The Hands of the House

Heritage

"Our garments are not made—they are narrated. Each embroidery panel is a map of a thousand needles."

At House of Nurtaj, our garments are not "made"—they are narrated.

Our Heritage Archive is built around the centuries-old tradition of Nokshi Katha. Originally a way for women in rural Bengal to tell stories through recycled textiles and rhythmic stitches, we have elevated this folk art into the modern wardrobe.

Each embroidery panel is a map of a thousand needles. Our artisans spend weeks on a single piece, transforming lightweight fabrics into wearable archives of heritage. When you wear a Nurtaj piece, you aren't just wearing a kaftan; you are carrying a conversation between the past and your present.

The Three Pillars of Our Craft

Traditional Nokshi Katha embroidery patterns showing lotus, fish, and geometric motifs

The Stitch — Katha

We use the traditional "running stitch" to create texture and soul that a machine could never replicate. Each stitch is deliberate. Each line is rhythmic. The work is meditative, requiring focus that spans days, sometimes weeks.

The Story — Noksha

Our patterns are inspired by nature and geometry—symbols of luck, protection, and the flowing river. The designs are not random decoration. They are visual language, carrying meaning passed down through generations of women who stitched by lamplight.

The Sustainability

By supporting traditional artisans through direct NGO partnerships, we ensure this craft lives for another generation. Every piece you acquire creates fair-wage livelihoods for the women who preserve this heritage. This is not charity. This is partnership.

The Women Behind the Work

Bengali artisan at work on Nokshi Katha embroidery in natural light

Our artisan cooperatives are based in rural Bengal, where Nokshi Katha has been practiced for centuries. These are not anonymous factories. These are named women—mothers, daughters, grandmothers—whose hands carry knowledge that cannot be taught in schools.

Each artisan who works on a Heritage Archive piece signs her work.
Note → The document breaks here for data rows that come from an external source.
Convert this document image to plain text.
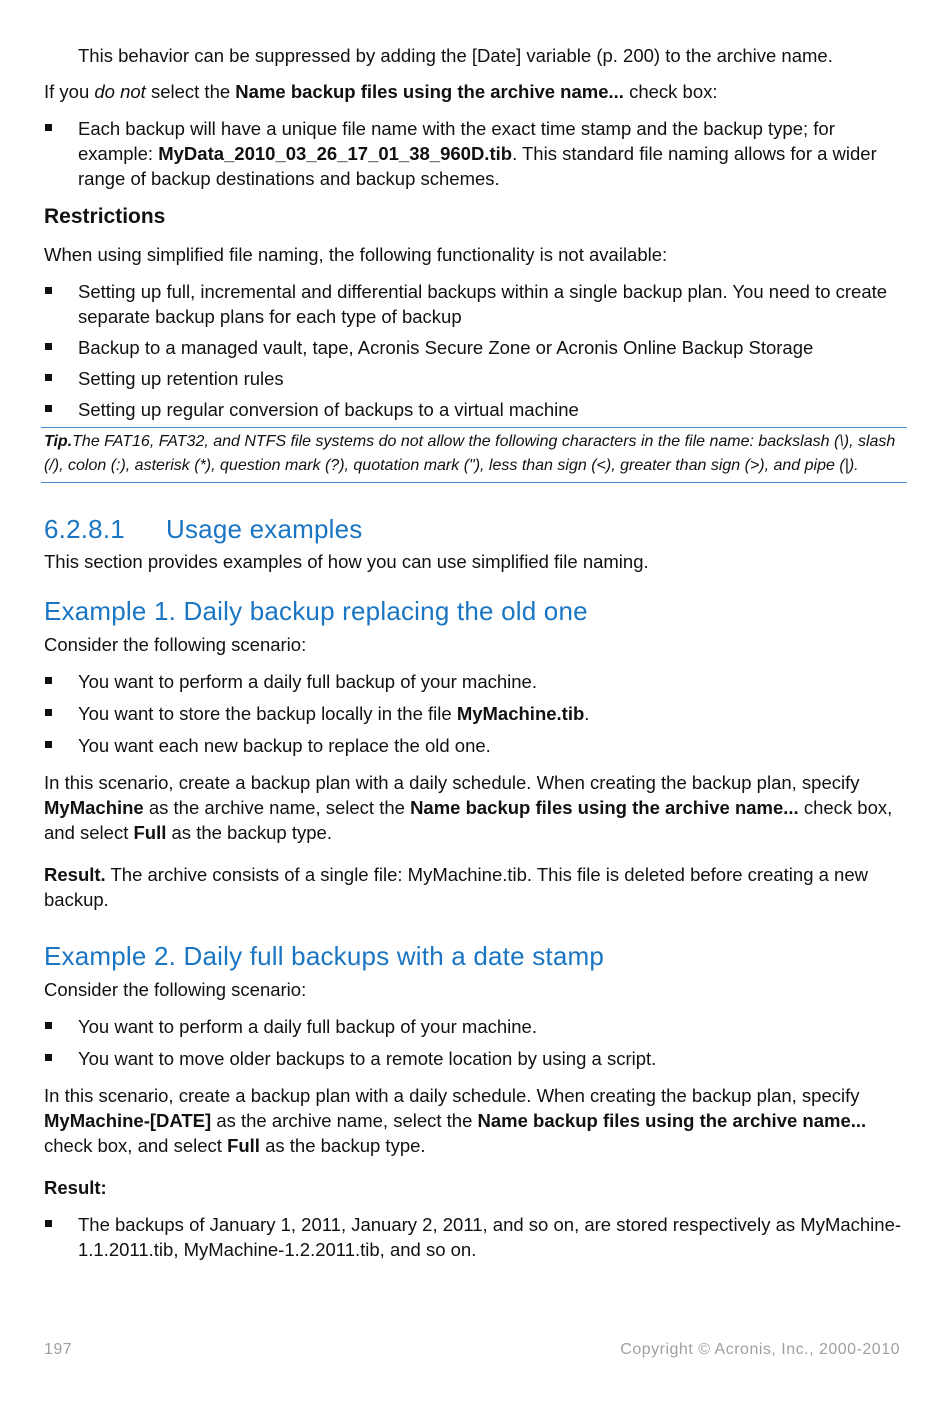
This behavior can be suppressed by adding the [Date] variable (p. 200) to the archive name.

If you do not select the Name backup files using the archive name... check box:

Each backup will have a unique file name with the exact time stamp and the backup type; for example: MyData_2010_03_26_17_01_38_960D.tib. This standard file naming allows for a wider range of backup destinations and backup schemes.
Restrictions

When using simplified file naming, the following functionality is not available:

Setting up full, incremental and differential backups within a single backup plan. You need to create separate backup plans for each type of backup
Backup to a managed vault, tape, Acronis Secure Zone or Acronis Online Backup Storage
Setting up retention rules
Setting up regular conversion of backups to a virtual machine

Tip.The FAT16, FAT32, and NTFS file systems do not allow the following characters in the file name: backslash (\), slash (/), colon (:), asterisk (*), question mark (?), quotation mark ("), less than sign (<), greater than sign (>), and pipe (|).

6.2.8.1 Usage examples

This section provides examples of how you can use simplified file naming.

Example 1. Daily backup replacing the old one

Consider the following scenario:

You want to perform a daily full backup of your machine.
You want to store the backup locally in the file MyMachine.tib.
You want each new backup to replace the old one.

In this scenario, create a backup plan with a daily schedule. When creating the backup plan, specify MyMachine as the archive name, select the Name backup files using the archive name... check box, and select Full as the backup type.

Result. The archive consists of a single file: MyMachine.tib. This file is deleted before creating a new backup.

Example 2. Daily full backups with a date stamp

Consider the following scenario:

You want to perform a daily full backup of your machine.
You want to move older backups to a remote location by using a script.

In this scenario, create a backup plan with a daily schedule. When creating the backup plan, specify MyMachine-[DATE] as the archive name, select the Name backup files using the archive name... check box, and select Full as the backup type.

Result:

The backups of January 1, 2011, January 2, 2011, and so on, are stored respectively as MyMachine-1.1.2011.tib, MyMachine-1.2.2011.tib, and so on.
197	Copyright © Acronis, Inc., 2000-2010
Not literally on the garment, but in our records. We know who stitched which panel. We know how long it took. We know her story.

When you purchase a Nurtaj piece, you become part of that story. The certificate of authenticity that accompanies your garment includes the name of the primary artisan and the cooperative she belongs to. This is transparency. This is dignity.

"Fifteen thousand stitches.
One story.
Weeks of focused work."

— The Heritage Archive

From Thread to Treasure

Close-up of premium mulberry silk fabric texture

Each Heritage Archive piece begins with base fabric—premium linen-cotton blends sourced from traditional mills. The fabric is cut to the kaftan silhouette and prepared for embroidery.

The Nokshi Katha panel is then hand-stitched directly onto the garment's spine. This is not appliqué. The embroidery becomes part of the fabric's structure, creating dimensional texture that shifts with movement and light.

The running stitch creates subtle ridges across the surface—you can feel it with your fingertips. This tactile quality is what separates handwork from machine work. It is presence. It is proof.

Once the embroidery is complete, the garment travels from Bangladesh to Canada for final finishing—French seams, quality control, and the addition of the signature element that marks every Nurtaj piece.

Why This Matters Now

For too long, fashion has moved too fast, leaving heritage in its wake.

Nokshi Katha was once a household skill in Bengal. Grandmothers taught daughters. Daughters taught granddaughters. But the speed of modern life—and the flood of cheap, machine-made textiles—has eroded this knowledge.

Fewer young women are learning the craft. Fewer families depend on it for income. The techniques risk becoming museum pieces—admired but not practiced.

House of Nurtaj was born to reverse this. Not through charity, but through commerce. By creating contemporary luxury pieces that honor traditional craft, we create economic incentive for artisans to continue their work. We create value where value was disappearing.

This is how heritage survives. Not by preserving it in glass cases, but by weaving it into living wardrobes.

Where We Work

Our primary artisan cooperatives are located in the rural districts surrounding Dhaka, Bangladesh—regions where Nokshi Katha has been practiced for centuries.

The embroidery work happens in homes and community centers, where artisans can work on their own schedules, balancing craft with family responsibilities. This flexibility is essential. These are not factory workers. These are independent artisans who choose their hours and their pace.

Once pieces are complete in Bangladesh, they are shipped to our finishing studio in Canada, where final quality checks, seam finishing, and packaging occur. This dual-location model allows us to honor the craft at its source while maintaining quality standards for the international market.